By default whitespace is skipped, like Python’s rstrip() string method. Returns self.

strip(chars=None)[source]

Adjust pos and end, like Python’s strip() method. Returns self.

events(root_lexicon, text)[source]

Convenience function that yields all the events from the text.

find(name=None, *, filename=None, mimetype=None, contents=None)[source]

Find a root lexicon, either by language name, or by filename, mimetype and/or contents.

If you specify a name, tries to find the language with that name, ignoring the other arguments.

If you don’t specify a name, but instead one or more of the other (keyword) arguments, tries to find the language based on filename, mimetype or contents.

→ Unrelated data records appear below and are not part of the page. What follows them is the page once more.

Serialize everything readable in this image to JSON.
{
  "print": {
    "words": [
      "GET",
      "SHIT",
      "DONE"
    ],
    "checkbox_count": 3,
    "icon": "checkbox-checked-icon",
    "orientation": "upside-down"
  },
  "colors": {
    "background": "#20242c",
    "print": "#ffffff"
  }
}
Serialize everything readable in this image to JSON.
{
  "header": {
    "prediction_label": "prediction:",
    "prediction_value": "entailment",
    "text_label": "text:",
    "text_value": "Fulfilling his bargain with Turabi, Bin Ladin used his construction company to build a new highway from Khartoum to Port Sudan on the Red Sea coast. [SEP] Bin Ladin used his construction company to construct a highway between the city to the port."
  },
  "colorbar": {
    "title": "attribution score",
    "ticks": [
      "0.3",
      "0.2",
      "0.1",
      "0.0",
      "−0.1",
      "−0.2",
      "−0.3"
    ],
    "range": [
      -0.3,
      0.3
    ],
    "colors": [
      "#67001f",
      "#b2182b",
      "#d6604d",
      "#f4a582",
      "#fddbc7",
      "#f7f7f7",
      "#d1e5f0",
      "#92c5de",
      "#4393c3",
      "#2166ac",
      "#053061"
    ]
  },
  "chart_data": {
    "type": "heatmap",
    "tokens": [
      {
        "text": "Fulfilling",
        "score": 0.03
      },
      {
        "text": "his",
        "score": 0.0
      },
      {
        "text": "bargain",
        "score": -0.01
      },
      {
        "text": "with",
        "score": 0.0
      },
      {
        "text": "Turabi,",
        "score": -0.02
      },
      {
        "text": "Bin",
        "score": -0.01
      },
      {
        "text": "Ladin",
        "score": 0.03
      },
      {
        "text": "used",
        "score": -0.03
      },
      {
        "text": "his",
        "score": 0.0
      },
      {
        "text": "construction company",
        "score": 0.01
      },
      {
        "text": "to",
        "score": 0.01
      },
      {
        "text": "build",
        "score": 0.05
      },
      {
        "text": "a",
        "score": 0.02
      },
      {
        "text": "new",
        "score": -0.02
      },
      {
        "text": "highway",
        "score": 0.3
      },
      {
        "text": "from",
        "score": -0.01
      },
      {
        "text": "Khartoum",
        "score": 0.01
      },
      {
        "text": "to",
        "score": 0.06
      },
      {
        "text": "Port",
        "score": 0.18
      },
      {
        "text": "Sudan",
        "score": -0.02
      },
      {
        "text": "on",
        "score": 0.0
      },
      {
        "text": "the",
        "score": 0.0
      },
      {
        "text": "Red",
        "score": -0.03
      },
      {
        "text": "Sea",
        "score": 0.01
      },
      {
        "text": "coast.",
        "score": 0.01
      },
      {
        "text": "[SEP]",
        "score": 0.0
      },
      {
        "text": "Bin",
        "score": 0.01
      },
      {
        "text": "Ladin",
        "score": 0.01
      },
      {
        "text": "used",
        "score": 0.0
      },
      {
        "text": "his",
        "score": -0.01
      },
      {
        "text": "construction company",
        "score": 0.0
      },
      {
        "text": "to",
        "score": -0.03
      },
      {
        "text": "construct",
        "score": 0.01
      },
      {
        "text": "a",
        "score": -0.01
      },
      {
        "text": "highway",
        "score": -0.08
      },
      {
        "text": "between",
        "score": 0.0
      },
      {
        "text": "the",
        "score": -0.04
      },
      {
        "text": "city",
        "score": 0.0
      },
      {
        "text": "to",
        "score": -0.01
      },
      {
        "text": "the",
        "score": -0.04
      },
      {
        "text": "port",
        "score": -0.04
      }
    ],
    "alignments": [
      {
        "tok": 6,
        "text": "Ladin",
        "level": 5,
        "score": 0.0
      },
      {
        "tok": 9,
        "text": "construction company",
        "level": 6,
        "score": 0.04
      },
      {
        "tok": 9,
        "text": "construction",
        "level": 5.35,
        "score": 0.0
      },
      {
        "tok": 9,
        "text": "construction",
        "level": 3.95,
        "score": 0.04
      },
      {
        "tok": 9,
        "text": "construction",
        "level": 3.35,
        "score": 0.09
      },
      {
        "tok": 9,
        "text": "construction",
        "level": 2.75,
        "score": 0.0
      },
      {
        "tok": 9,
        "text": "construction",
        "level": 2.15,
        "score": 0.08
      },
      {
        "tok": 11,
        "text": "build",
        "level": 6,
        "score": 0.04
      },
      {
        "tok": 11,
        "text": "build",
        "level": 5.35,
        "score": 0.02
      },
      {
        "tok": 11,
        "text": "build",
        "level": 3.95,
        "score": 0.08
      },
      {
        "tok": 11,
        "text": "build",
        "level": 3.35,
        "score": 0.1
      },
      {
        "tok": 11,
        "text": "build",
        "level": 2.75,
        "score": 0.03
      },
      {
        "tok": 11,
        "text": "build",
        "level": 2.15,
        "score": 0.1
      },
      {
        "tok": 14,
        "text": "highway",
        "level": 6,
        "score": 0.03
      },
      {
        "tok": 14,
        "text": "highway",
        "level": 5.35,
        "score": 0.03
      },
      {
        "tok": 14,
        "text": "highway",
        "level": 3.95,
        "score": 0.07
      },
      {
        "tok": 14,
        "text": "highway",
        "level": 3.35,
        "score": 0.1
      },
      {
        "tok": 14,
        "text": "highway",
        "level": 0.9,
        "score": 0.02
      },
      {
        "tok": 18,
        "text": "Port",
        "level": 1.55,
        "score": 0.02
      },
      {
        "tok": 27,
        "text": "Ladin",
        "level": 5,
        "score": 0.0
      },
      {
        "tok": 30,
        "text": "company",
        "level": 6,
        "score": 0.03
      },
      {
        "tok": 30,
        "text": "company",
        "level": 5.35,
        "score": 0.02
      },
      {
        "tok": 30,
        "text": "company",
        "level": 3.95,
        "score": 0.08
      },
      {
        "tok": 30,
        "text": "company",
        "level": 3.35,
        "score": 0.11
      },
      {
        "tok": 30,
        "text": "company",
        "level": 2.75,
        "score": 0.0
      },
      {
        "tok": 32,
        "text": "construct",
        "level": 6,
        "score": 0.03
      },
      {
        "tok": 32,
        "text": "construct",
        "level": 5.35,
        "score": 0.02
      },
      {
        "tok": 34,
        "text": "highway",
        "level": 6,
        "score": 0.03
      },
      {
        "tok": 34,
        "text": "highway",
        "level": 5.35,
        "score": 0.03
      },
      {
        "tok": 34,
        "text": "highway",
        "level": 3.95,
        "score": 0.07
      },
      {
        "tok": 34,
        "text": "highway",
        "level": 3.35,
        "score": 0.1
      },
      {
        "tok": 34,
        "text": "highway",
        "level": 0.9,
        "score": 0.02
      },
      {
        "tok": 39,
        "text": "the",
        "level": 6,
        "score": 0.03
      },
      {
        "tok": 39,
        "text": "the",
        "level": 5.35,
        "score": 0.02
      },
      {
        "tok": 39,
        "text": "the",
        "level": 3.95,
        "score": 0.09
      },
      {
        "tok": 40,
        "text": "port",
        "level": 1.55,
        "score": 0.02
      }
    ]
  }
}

If a language is found, returns the root lexicon. If no language could be found, None is returned (which can also be used as root lexicon, resulting in an empty token tree).

Examples:

>>> import parce
>>> parce.find("xml")
Xml.root
>>> parce.find(contents='{"key": 123;}')
Json.root
>>> parce.find(filename="style.css")
Css.root

This function uses the registry module and by default it finds all bundled languages. See the module’s documentation to find out how to add your own languages to a registry.

root(root_lexicon, text)[source]

Return the root context of the tree structure of all tokens from text.

theme_by_name(name='default')[source]

Return a Theme from the default themes in the themes/ directory.

theme_from_file(filename)[source]

Return a Theme loaded from the specified CSS filename.

class Language[source]

Bases: object

A Language represents a set of Lexicons comprising a specific language.

A Language is never instantiated. The class itself serves as a namespace and can be inherited from.

classmethod comment_common()[source]

Provides subtle highlighting within comments.

The default implementation highlights words like TODO, XXX, TEMP, etc. using Comment.Alert, and highlights URLs and email addresses with the Comment.Url and Comment.Email action respectively. Most bundled languages use this method for their comment lexicons.

default_action = default_action

denotes a default action for unmatched text

default_target = default_target

denotes a default target when no text matches

lexicon(rules_func=None, **kwargs)[source]

Lexicon factory decorator.

Use this decorator to make a function in a Language class definition a LexiconDescriptor object. The LexiconDescriptor is a descriptor, and when calling it via the Language class attribute, a Lexicon is created, cached and returned.

You can specify keyword arguments, that will be passed on to the Lexicon object as soon as it is created.

The following keyword arguments are supported:

re_flags (0):

The flags that are passed to the regular expression compiler

consume (False):

When set to True, tokens originating from a rule that pushed this lexicon are added to the target Context instead of the current.

The code body of the function should return (yield) the rules of the lexicon, and is run with the Language class as first argument, as soon as the lexicon is used for the first time.

You can also call the Lexicon object just as an ordinary classmethod, to get the rules, e.g. for inclusion in a different lexicon.

skip = SkipAction()

A dynamic action that yields no tokens, thereby ignoring the matched text.

class DocumentInterface(root_lexicon=None, text='', url=None, encoding=None, worker=None, transformer=None)[source]

Bases: parce.docio.DocumentIOMixin, parce.work.WorkerDocumentMixin, parce.document.AbstractDocument

This abstract class defines the full interface of a parce Document.

Inherit this to implement a parce document type that proxies e.g. a text document in a GUI editor. Also use this class to check if an object is a parce Document.